Handschrift: Staatsarchiv Zürich, E II 339, fol. 15.
Ausgabe: Huldreich Zwinglis sämtliche Werke, Bd. 7, hg. von E. Egli/G. Finsler, Leipzig, Heinsius, 1911, Nr. 38, 87-90 (lat. Text ohne Anm. auch hier: https://www.irg.uzh.ch/static/zwingli-briefe/?n=Brief.38).
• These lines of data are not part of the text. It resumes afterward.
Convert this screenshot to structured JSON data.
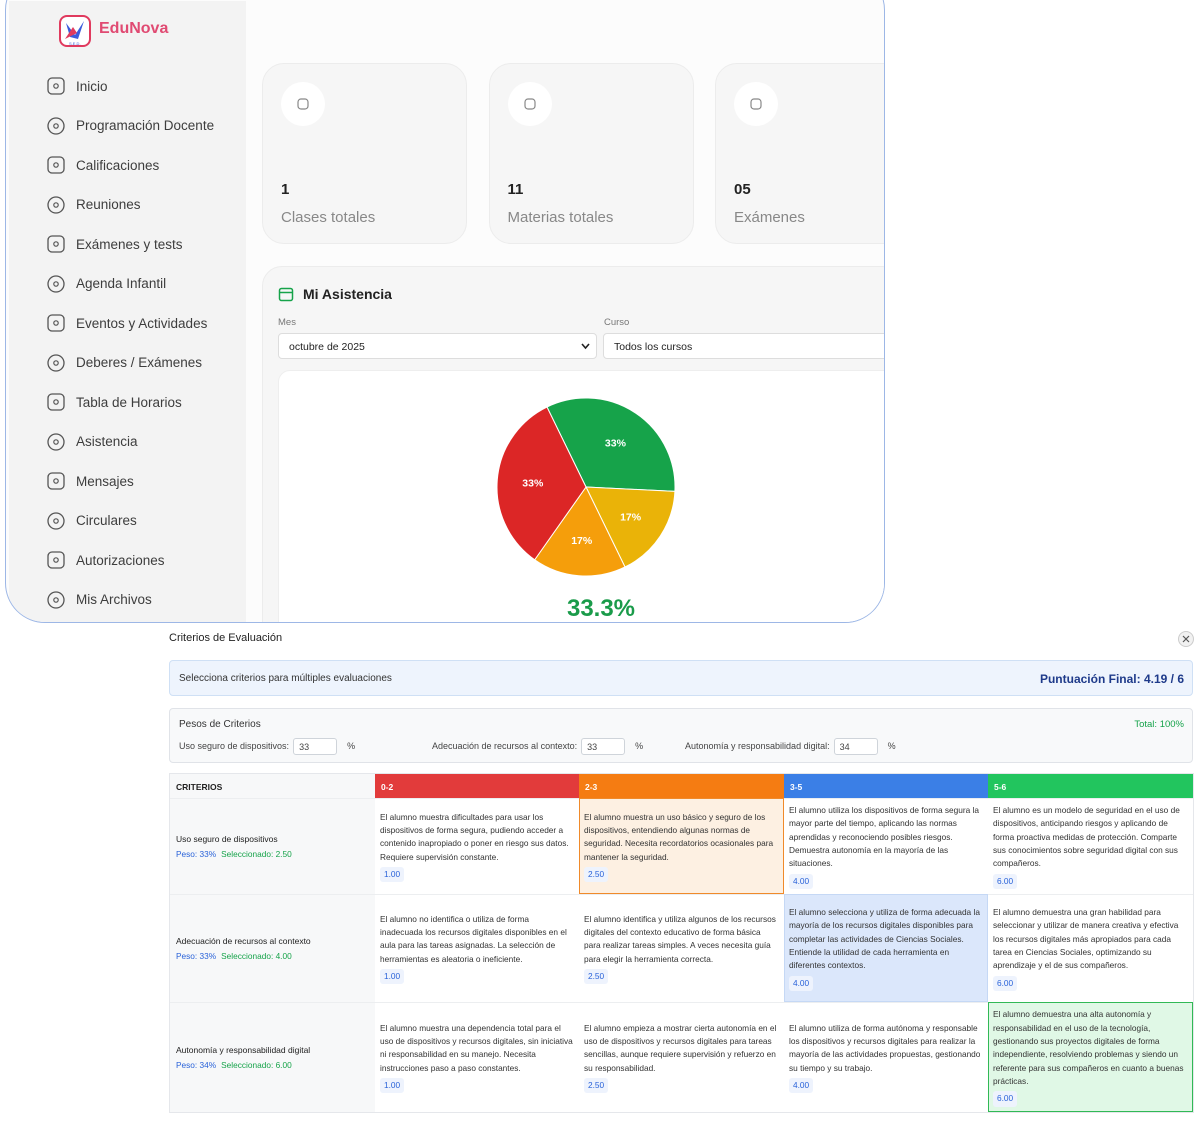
{
  "brand": "EduNova",
  "logo_text": "S.E.D.",
  "sidebar": [
    "Inicio",
    "Programación Docente",
    "Calificaciones",
    "Reuniones",
    "Exámenes y tests",
    "Agenda Infantil",
    "Eventos y Actividades",
    "Deberes / Exámenes",
    "Tabla de Horarios",
    "Asistencia",
    "Mensajes",
    "Circulares",
    "Autorizaciones",
    "Mis Archivos"
  ],
  "stats": [
    {
      "value": "1",
      "label": "Clases totales"
    },
    {
      "value": "11",
      "label": "Materias totales"
    },
    {
      "value": "05",
      "label": "Exámenes"
    }
  ],
  "attendance": {
    "title": "Mi Asistencia",
    "month_label": "Mes",
    "month": "octubre de 2025",
    "course_label": "Curso",
    "course": "Todos los cursos",
    "chart": {
      "type": "pie",
      "values": [
        33,
        17,
        17,
        33
      ],
      "colors": [
        "#16a34a",
        "#eab308",
        "#f59e0b",
        "#dc2626"
      ]
    },
    "rate": "33.3%"
  },
  "rubric": {
    "title": "Criterios de Evaluación",
    "hint": "Selecciona criterios para múltiples evaluaciones",
    "final": "Puntuación Final: 4.19 / 6",
    "weights_title": "Pesos de Criterios",
    "total": "Total: 100%",
    "weights": [
      {
        "label": "Uso seguro de dispositivos:",
        "value": "33",
        "unit": "%"
      },
      {
        "label": "Adecuación de recursos al contexto:",
        "value": "33",
        "unit": "%"
      },
      {
        "label": "Autonomía y responsabilidad digital:",
        "value": "34",
        "unit": "%"
      }
    ],
    "header": "CRITERIOS",
    "levels": [
      {
        "range": "0-2",
        "color": "#e23b3b"
      },
      {
        "range": "2-3",
        "color": "#f57c12"
      },
      {
        "range": "3-5",
        "color": "#3b7fe6"
      },
      {
        "range": "5-6",
        "color": "#22c55e"
      }
    ],
    "rows": [
      {
        "name": "Uso seguro de dispositivos",
        "weight": "Peso: 33%",
        "selected": "Seleccionado: 2.50",
        "selected_level": 1,
        "cells": [
          {
            "text": "El alumno muestra dificultades para usar los dispositivos de forma segura, pudiendo acceder a contenido inapropiado o poner en riesgo sus datos. Requiere supervisión constante.",
            "score": "1.00"
          },
          {
            "text": "El alumno muestra un uso básico y seguro de los dispositivos, entendiendo algunas normas de seguridad. Necesita recordatorios ocasionales para mantener la seguridad.",
            "score": "2.50"
          },
          {
            "text": "El alumno utiliza los dispositivos de forma segura la mayor parte del tiempo, aplicando las normas aprendidas y reconociendo posibles riesgos. Demuestra autonomía en la mayoría de las situaciones.",
            "score": "4.00"
          },
          {
            "text": "El alumno es un modelo de seguridad en el uso de dispositivos, anticipando riesgos y aplicando de forma proactiva medidas de protección. Comparte sus conocimientos sobre seguridad digital con sus compañeros.",
            "score": "6.00"
          }
        ]
      },
      {
        "name": "Adecuación de recursos al contexto",
        "weight": "Peso: 33%",
        "selected": "Seleccionado: 4.00",
        "selected_level": 2,
        "cells": [
          {
            "text": "El alumno no identifica o utiliza de forma inadecuada los recursos digitales disponibles en el aula para las tareas asignadas. La selección de herramientas es aleatoria o ineficiente.",
            "score": "1.00"
          },
          {
            "text": "El alumno identifica y utiliza algunos de los recursos digitales del contexto educativo de forma básica para realizar tareas simples. A veces necesita guía para elegir la herramienta correcta.",
            "score": "2.50"
          },
          {
            "text": "El alumno selecciona y utiliza de forma adecuada la mayoría de los recursos digitales disponibles para completar las actividades de Ciencias Sociales. Entiende la utilidad de cada herramienta en diferentes contextos.",
            "score": "4.00"
          },
          {
            "text": "El alumno demuestra una gran habilidad para seleccionar y utilizar de manera creativa y efectiva los recursos digitales más apropiados para cada tarea en Ciencias Sociales, optimizando su aprendizaje y el de sus compañeros.",
            "score": "6.00"
          }
        ]
      },
      {
        "name": "Autonomía y responsabilidad digital",
        "weight": "Peso: 34%",
        "selected": "Seleccionado: 6.00",
        "selected_level": 3,
        "cells": [
          {
            "text": "El alumno muestra una dependencia total para el uso de dispositivos y recursos digitales, sin iniciativa ni responsabilidad en su manejo. Necesita instrucciones paso a paso constantes.",
            "score": "1.00"
          },
          {
            "text": "El alumno empieza a mostrar cierta autonomía en el uso de dispositivos y recursos digitales para tareas sencillas, aunque requiere supervisión y refuerzo en su responsabilidad.",
            "score": "2.50"
          },
          {
            "text": "El alumno utiliza de forma autónoma y responsable los dispositivos y recursos digitales para realizar la mayoría de las actividades propuestas, gestionando su tiempo y su trabajo.",
            "score": "4.00"
          },
          {
            "text": "El alumno demuestra una alta autonomía y responsabilidad en el uso de la tecnología, gestionando sus proyectos digitales de forma independiente, resolviendo problemas y siendo un referente para sus compañeros en cuanto a buenas prácticas.",
            "score": "6.00"
          }
        ]
      }
    ]
  }
}
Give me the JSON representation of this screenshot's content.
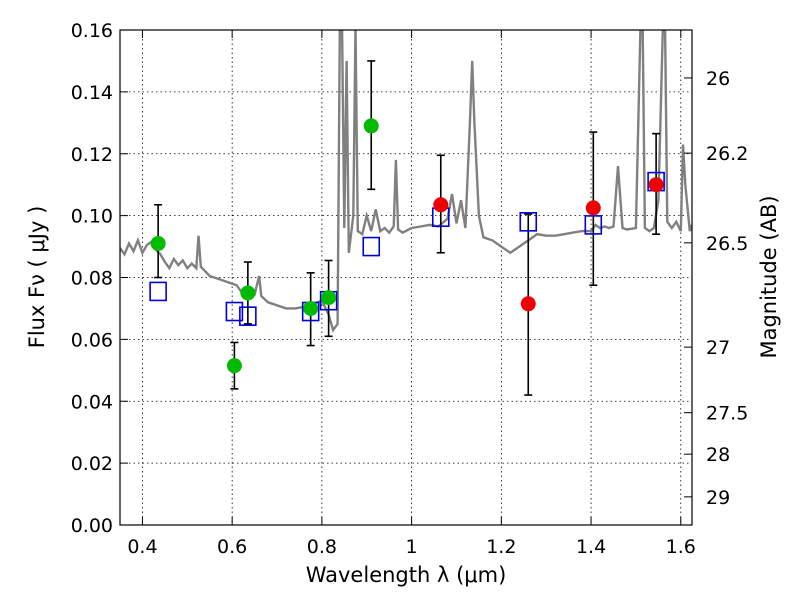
{
  "chart_data": {
    "type": "scatter",
    "title": "",
    "xlabel": "Wavelength  λ (μm)",
    "ylabel": "Flux  Fν  ( μJy )",
    "y2label": "Magnitude (AB)",
    "xlim": [
      0.35,
      1.625
    ],
    "ylim": [
      0.0,
      0.16
    ],
    "grid": true,
    "x_ticks": [
      0.4,
      0.6,
      0.8,
      1.0,
      1.2,
      1.4,
      1.6
    ],
    "x_tick_labels": [
      "0.4",
      "0.6",
      "0.8",
      "1",
      "1.2",
      "1.4",
      "1.6"
    ],
    "y_ticks": [
      0.0,
      0.02,
      0.04,
      0.06,
      0.08,
      0.1,
      0.12,
      0.14,
      0.16
    ],
    "y_tick_labels": [
      "0.00",
      "0.02",
      "0.04",
      "0.06",
      "0.08",
      "0.10",
      "0.12",
      "0.14",
      "0.16"
    ],
    "y2_ticks": [
      {
        "label": "26",
        "flux": 0.1445
      },
      {
        "label": "26.2",
        "flux": 0.1202
      },
      {
        "label": "26.5",
        "flux": 0.0912
      },
      {
        "label": "27",
        "flux": 0.0575
      },
      {
        "label": "27.5",
        "flux": 0.0363
      },
      {
        "label": "28",
        "flux": 0.0229
      },
      {
        "label": "29",
        "flux": 0.0091
      }
    ],
    "colors": {
      "spectrum": "#808080",
      "green": "#00bb00",
      "red": "#ee0000",
      "model": "#0000dd",
      "errorbar": "#000000"
    },
    "series": [
      {
        "name": "green detections",
        "marker": "circle",
        "color": "#00bb00",
        "points": [
          {
            "x": 0.435,
            "y": 0.091,
            "lo": 0.08,
            "hi": 0.1035
          },
          {
            "x": 0.605,
            "y": 0.0515,
            "lo": 0.044,
            "hi": 0.059
          },
          {
            "x": 0.635,
            "y": 0.075,
            "lo": 0.065,
            "hi": 0.085
          },
          {
            "x": 0.775,
            "y": 0.07,
            "lo": 0.058,
            "hi": 0.0815
          },
          {
            "x": 0.815,
            "y": 0.0735,
            "lo": 0.061,
            "hi": 0.0855
          },
          {
            "x": 0.91,
            "y": 0.129,
            "lo": 0.1085,
            "hi": 0.15
          }
        ]
      },
      {
        "name": "red detections",
        "marker": "circle",
        "color": "#ee0000",
        "points": [
          {
            "x": 1.065,
            "y": 0.1035,
            "lo": 0.088,
            "hi": 0.1195
          },
          {
            "x": 1.26,
            "y": 0.0715,
            "lo": 0.042,
            "hi": 0.1005
          },
          {
            "x": 1.405,
            "y": 0.1025,
            "lo": 0.0775,
            "hi": 0.127
          },
          {
            "x": 1.545,
            "y": 0.11,
            "lo": 0.094,
            "hi": 0.1265
          }
        ]
      },
      {
        "name": "model fluxes",
        "marker": "open-square",
        "color": "#0000dd",
        "points": [
          {
            "x": 0.435,
            "y": 0.0755
          },
          {
            "x": 0.605,
            "y": 0.069
          },
          {
            "x": 0.635,
            "y": 0.0675
          },
          {
            "x": 0.775,
            "y": 0.069
          },
          {
            "x": 0.815,
            "y": 0.0725
          },
          {
            "x": 0.91,
            "y": 0.09
          },
          {
            "x": 1.065,
            "y": 0.0995
          },
          {
            "x": 1.26,
            "y": 0.098
          },
          {
            "x": 1.405,
            "y": 0.097
          },
          {
            "x": 1.545,
            "y": 0.111
          }
        ]
      }
    ],
    "spectrum": [
      [
        0.35,
        0.0895
      ],
      [
        0.36,
        0.0875
      ],
      [
        0.37,
        0.091
      ],
      [
        0.38,
        0.0885
      ],
      [
        0.39,
        0.092
      ],
      [
        0.4,
        0.088
      ],
      [
        0.41,
        0.0905
      ],
      [
        0.42,
        0.0915
      ],
      [
        0.43,
        0.089
      ],
      [
        0.44,
        0.0875
      ],
      [
        0.45,
        0.085
      ],
      [
        0.46,
        0.083
      ],
      [
        0.47,
        0.086
      ],
      [
        0.48,
        0.084
      ],
      [
        0.49,
        0.0855
      ],
      [
        0.5,
        0.083
      ],
      [
        0.51,
        0.0845
      ],
      [
        0.52,
        0.083
      ],
      [
        0.525,
        0.0935
      ],
      [
        0.53,
        0.0835
      ],
      [
        0.55,
        0.0805
      ],
      [
        0.57,
        0.0795
      ],
      [
        0.59,
        0.0785
      ],
      [
        0.61,
        0.0775
      ],
      [
        0.62,
        0.0755
      ],
      [
        0.635,
        0.0745
      ],
      [
        0.65,
        0.0745
      ],
      [
        0.66,
        0.0805
      ],
      [
        0.665,
        0.074
      ],
      [
        0.68,
        0.072
      ],
      [
        0.7,
        0.071
      ],
      [
        0.72,
        0.07
      ],
      [
        0.74,
        0.07
      ],
      [
        0.76,
        0.0705
      ],
      [
        0.78,
        0.0715
      ],
      [
        0.8,
        0.0725
      ],
      [
        0.815,
        0.068
      ],
      [
        0.825,
        0.063
      ],
      [
        0.835,
        0.065
      ],
      [
        0.84,
        0.16
      ],
      [
        0.845,
        0.16
      ],
      [
        0.85,
        0.096
      ],
      [
        0.855,
        0.15
      ],
      [
        0.86,
        0.088
      ],
      [
        0.87,
        0.1
      ],
      [
        0.875,
        0.161
      ],
      [
        0.88,
        0.095
      ],
      [
        0.89,
        0.094
      ],
      [
        0.9,
        0.1
      ],
      [
        0.91,
        0.095
      ],
      [
        0.92,
        0.102
      ],
      [
        0.93,
        0.095
      ],
      [
        0.94,
        0.096
      ],
      [
        0.95,
        0.0945
      ],
      [
        0.96,
        0.0965
      ],
      [
        0.965,
        0.118
      ],
      [
        0.97,
        0.0955
      ],
      [
        0.98,
        0.0945
      ],
      [
        1.0,
        0.096
      ],
      [
        1.02,
        0.0965
      ],
      [
        1.04,
        0.097
      ],
      [
        1.06,
        0.0965
      ],
      [
        1.08,
        0.099
      ],
      [
        1.09,
        0.107
      ],
      [
        1.1,
        0.0975
      ],
      [
        1.11,
        0.105
      ],
      [
        1.12,
        0.096
      ],
      [
        1.13,
        0.13
      ],
      [
        1.135,
        0.15
      ],
      [
        1.14,
        0.13
      ],
      [
        1.15,
        0.1
      ],
      [
        1.16,
        0.093
      ],
      [
        1.18,
        0.092
      ],
      [
        1.2,
        0.09
      ],
      [
        1.22,
        0.088
      ],
      [
        1.24,
        0.09
      ],
      [
        1.26,
        0.092
      ],
      [
        1.28,
        0.094
      ],
      [
        1.3,
        0.0935
      ],
      [
        1.32,
        0.0935
      ],
      [
        1.34,
        0.094
      ],
      [
        1.36,
        0.0945
      ],
      [
        1.38,
        0.095
      ],
      [
        1.4,
        0.095
      ],
      [
        1.41,
        0.097
      ],
      [
        1.42,
        0.096
      ],
      [
        1.43,
        0.0965
      ],
      [
        1.44,
        0.096
      ],
      [
        1.45,
        0.0965
      ],
      [
        1.46,
        0.116
      ],
      [
        1.47,
        0.096
      ],
      [
        1.48,
        0.0955
      ],
      [
        1.5,
        0.096
      ],
      [
        1.51,
        0.16
      ],
      [
        1.515,
        0.16
      ],
      [
        1.52,
        0.096
      ],
      [
        1.53,
        0.095
      ],
      [
        1.54,
        0.096
      ],
      [
        1.55,
        0.105
      ],
      [
        1.56,
        0.16
      ],
      [
        1.565,
        0.16
      ],
      [
        1.57,
        0.098
      ],
      [
        1.58,
        0.096
      ],
      [
        1.59,
        0.098
      ],
      [
        1.6,
        0.095
      ],
      [
        1.605,
        0.123
      ],
      [
        1.61,
        0.11
      ],
      [
        1.62,
        0.095
      ],
      [
        1.625,
        0.097
      ]
    ]
  }
}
Valentin Tschudi wurde am 14. Dezember 1499 in Glarus geboren, wo er ein Vorzugsschüler Ulrich Zwinglis war, der damals (1506-1516) dort als Priester wirkte und nebenbei eine ganze Reihe junger Glarner auf den Universitätsbesuch vorbereitete. 1512-1513 studierte Tschudi bei Vadian in Wien, 1513 in Pavia, 1515 in Basel bei Glarean, schliesslich 1517-1521 in Paris, wo er wiederum Unterricht von Glarean erhielt. Ab 1522 bis zu seinem pestbedingten Tod am 8. Dezember 1555 wirkte er als Pfarrer in seiner Heimat. Seine pastorale Tätigkeit fiel damit in die Zeit von Reformation und katholischer Reform. In Glarus konnte anders als in anderen Orten der Eidgenossenschaft keine der beiden Religionsparteien einen endgültigen Sieg erringen; auch wenn die Katholiken zur Minderheit wurden, räumte ihnen der Erste Landesvertrag vom 21. November 1532 besondere Rechte ein. In den kriegerischen Auseinandersetzungen der alt- und neugläubigen Orte verhielt sich Glarus aufgrund seiner bikonfessionellen Verhältnisse neutral, im Inneren gab es aber immer wieder Unstimmigkeiten (Bilderstürme von 1528; Abschaffung des katholischen Kultus in einigen Gemeinden). Valentin Tschudi bemühte sich im konfessionellen Konflikt um eine ausgleichende Position (im Sinne einer via media) und predigte bis zu seinem Tod für Anhänger beider Konfessionen; bis zu seiner Heirat im Jahr 1530 und der daraus resultierenden Suspension vom Priesteramt zelebrierte er zudem für die Glarner Katholiken die Messe. Er verfasste eine annalistische Chronik über die glarnerischen Reformationsereignisse der Jahre 1522-1533, die ein wichtiges historisches Zeugnis ist. Nicht mehr miterleben musste er den massgeblich von seinem Cousin Aegidius Tschudi als Landammann (1558-1560) unterstützten Versuch einer Rekatholisierung des gesamten Glarus durch die bei der alten Kirche gebliebenen fünf inneren Orte, der 1559-1564 fast zu kriegerischen Auseinandersetzungen führte (Glarnerhandel), die erst durch einen Zweiten Landesvertrag verhindert wurden, der die Parität der beiden Religionsparteien festschrieb.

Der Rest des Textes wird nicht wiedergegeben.